8. La mesure d'assignation en litige astreint l'intéressée à se présenter chaque jour, hormis les dimanches et les jours fériés ou chômés, et pendant quarante-cinq jours, entre 8h et 9h au commissariat de police situé place Suquet à Dijon et lui fait obligation de demeurer, tous les jours de 6h à 7h, à son domicile situé à Dijon. Toutefois, en se bornant à indiquer qu'elle est mère d'un enfant de deux mois, qu'un autre commissariat se situe plus près de son domicile et qu'elle a un suivi au centre hospitalier universitaire de Dijon sans autre précision, il n'est pas démontré que cette obligation et ses modalités présenteraient pour l'intéressée un caractère disproportionné au regard de l'objectif d'éloignement poursuivi. Par suite, le moyen tiré de l'erreur d'appréciation à cet égard doit être écarté.

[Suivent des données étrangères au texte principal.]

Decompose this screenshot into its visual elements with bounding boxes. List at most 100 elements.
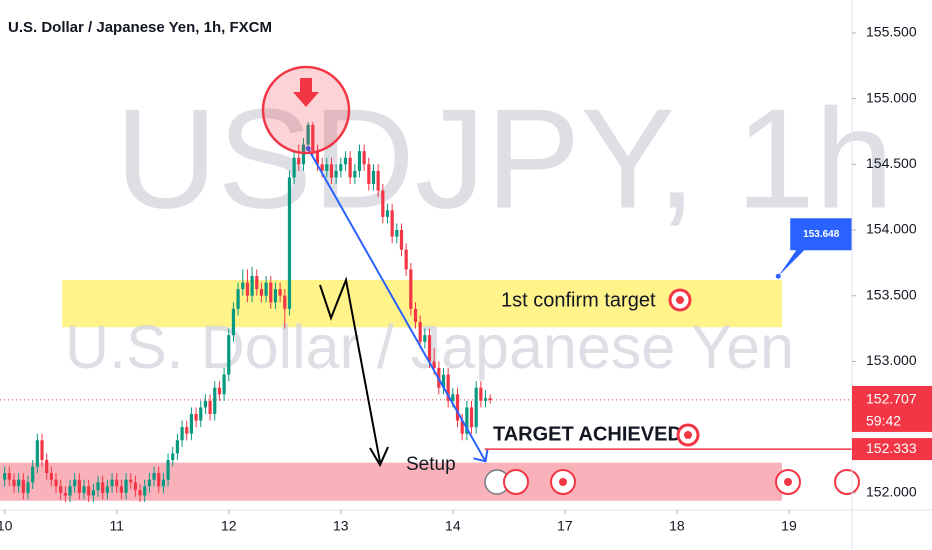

Sur les frais liés au litige :
9. Les dispositions de l'article L. 761-1 du code de justice administrative et de l'article 37 de la loi du 10 juillet 1991 font obstacle à ce que soit mise à la charge de l'État, qui n'est pas la partie perdante dans la présente instance, la somme que l'avocate de Mme B... demande sur le fondement de ces dispositions. Dans les circonstances de l'espèce, il n'y a pas lieu de mettre à la charge de Mme B... le versement d'une somme à l'État sur le fondement de ces mêmes dispositions.
DÉCIDE :
Article 1er : La requête de Mme B... est rejetée.
Article 2 : Les conclusions présentées par le préfet de la Côte d'Or au titre de l'article L. 761-1 du code de justice administrative sont rejetées.
Article 3 : Le présent arrêt sera notifié à Mme A... B... et au ministre de l'intérieur.
Copie sera adressée au préfet de la Côte d'Or.
Délibéré après l'audience du 20 mai 2025 à laquelle siégeaient :
Mme Anne-Gaëlle Mauclair, présidente de la formation de jugement,
Mme Claire Burnichon, première conseillère,
Mme Gabrielle Maubon, première conseillère.
Rendu public par mise à disposition au greffe le 10 juin 2025.
La rapporteure,
A.-G. MauclairL'assesseure la plus ancienne,
C. Burnichon
La greffière,
F. Prouteau
La République mande et ordonne au ministre de l'intérieur en ce qui le concerne et à tous commissaires de justice à ce requis en ce qui concerne les voies de droit commun contre les parties privées, de pourvoir à l'exécution de la présente décision.